David Ortiz: I have a whole bunch of different ones from Tupac, Rick Ross, Drake and Mystical. Their songs get me going up at the plate.”

David Ross: “It Takes Two” by Rob Bass and DJ E-Z Rock. I just like old school rap -- stuff that I used to listen to when I was young. Songs I used to go to the fair to -- just stuff that reminds me of young childhood fun times. That gets me going for a little energy boost.

Grady Sizemore: I haven’t picked mine yet.

Mike Napoli: “Trophies” by Drake. I like the beat. I like the beats in songs and I like the beat in that song.

Xander Bogaerts: “Beautiful” by Snoop Dogg featuring Pharrell. I just like the music. I’ve been using it since Double-A. But I’ll probably change it to “X Gon’ Give It To Ya” by DMX because a lot of fans ask me to do that one because of the letter X for my name.
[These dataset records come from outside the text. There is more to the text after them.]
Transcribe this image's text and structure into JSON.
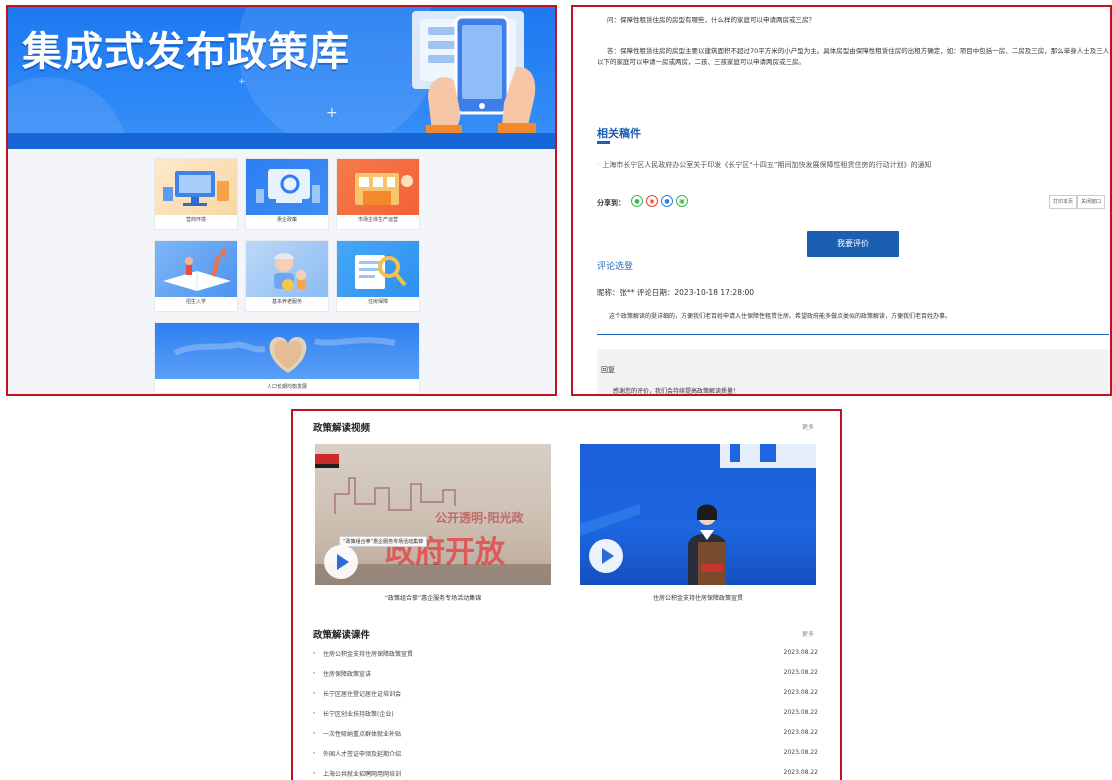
{
  "panel1": {
    "hero_title": "集成式发布政策库",
    "tiles": [
      {
        "label": "营商环境"
      },
      {
        "label": "惠企政策"
      },
      {
        "label": "市场主体生产运营"
      },
      {
        "label": "招生入学"
      },
      {
        "label": "基本养老服务"
      },
      {
        "label": "住房保障"
      }
    ],
    "wide_tile": {
      "label": "人口长期均衡发展"
    }
  },
  "panel2": {
    "question": "问：保障性租赁住房的房型有哪些，什么样的家庭可以申请两房或三房？",
    "answer_line1": "答：保障性租赁住房的房型主要以建筑面积不超过70平方米的小户型为主。具体房型由保障性租赁住房的出租方确定，如：项目中包括一房、二房及三房，那么单身人士及三人",
    "answer_line2": "以下的家庭可以申请一房或两房，二孩、三孩家庭可以申请两房或三房。",
    "related_title": "相关稿件",
    "related_item": "上海市长宁区人民政府办公室关于印发《长宁区“十四五”期间加快发展保障性租赁住房的行动计划》的通知",
    "share_label": "分享到：",
    "print_label": "打印本页",
    "close_label": "关闭窗口",
    "rate_button": "我要评价",
    "comment_title": "评论选登",
    "comment_meta": "昵称：张**      评论日期：2023-10-18 17:28:00",
    "comment_body": "这个政策解读的挺详细的，方便我们老百姓申请入住保障性租赁住房。希望政府能多做点类似的政策解读，方便我们老百姓办事。",
    "reply_title": "回复",
    "reply_text": "感谢您的评价，我们会持续提高政策解读质量！"
  },
  "panel3": {
    "video_section_title": "政策解读视频",
    "video_more": "更多",
    "videos": [
      {
        "caption": "“政策组合拳”惠企服务专场活动集锦",
        "overlay_text": "“政策组合拳”惠企服务专场活动集锦",
        "banner_text": "政府开放"
      },
      {
        "caption": "住房公积金支持住房保障政策宣贯"
      }
    ],
    "course_section_title": "政策解读课件",
    "course_more": "更多",
    "courses": [
      {
        "title": "住房公积金支持住房保障政策宣贯",
        "date": "2023.08.22"
      },
      {
        "title": "住房保障政策宣讲",
        "date": "2023.08.22"
      },
      {
        "title": "长宁区居住登记居住证培训会",
        "date": "2023.08.22"
      },
      {
        "title": "长宁区创业扶持政策(企业)",
        "date": "2023.08.22"
      },
      {
        "title": "一次性吸纳重点群体就业补贴",
        "date": "2023.08.22"
      },
      {
        "title": "外国人才签证申领及延期介绍",
        "date": "2023.08.22"
      },
      {
        "title": "上海公共就业招聘网用网培训",
        "date": "2023.08.22"
      }
    ]
  },
  "colors": {
    "frame_red": "#c1121f",
    "brand_blue": "#1b5fb2",
    "hero_blue": "#2b86f6"
  }
}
So I might change it.

Jon Lester: “I Use What I Got” by Jason Aldean. I like the song and I like Aldean. I know him but I picked the song before I met him.

Jake Peavy: Honestly, I listen to a little bit of everything. It just depends on the mood I’m in, I guess. I’m all over the map, but any kind of country music, preferably older country music that I was raised on like Merle Haggard or Waylon Jennings. If I’m listening to country music, I’m probably not listening to stuff any newer than Garth Brooks. I also love classic rock to reggae music to Americana, really a little bit of everything. I like old school music for its simplicity and yet complexity all in the same. It’s very simply structured and put together that has a feel, I guess, that takes me back to my childhood and to good memories and people I love. So when I hear all that stuff I certainly think about my dad and my grandpa and good times back home.

Clay Buchholz: “Lunatic Fringe” by Red Rider. It’s a cool little song that the beat and sound of it goes with warming up out there with the time that we get to warm up, no other rhyme or reason to it.

John Lackey: “One Star Flag” by Casey Donahew. He’s a buddy of mine first of all, the guy that sings it, and it’s a song about my home state of Texas.

Felix Doubront: “Vivir Mi Vida” by Marc Anthony. I went to his concert last year and that was the last song he sang. It’s from his new album. I liked it because I like salsa music.

Junichi Tazawa: (translated by Red Sox Japanese interpreter C.J. Matsumoto) The title can be translated to a song about a mole. A mole as in the animal. The song has very positive lyrics. When they told me that I had to choose a Japanese song, that one came to my mind because it had very positive lyrics. The official meaning of the song, in short, means that even in hard times you need to get up and work toward a better tomorrow and there will be better days. I have had that kind of experience when I went through surgery and I like that about the song.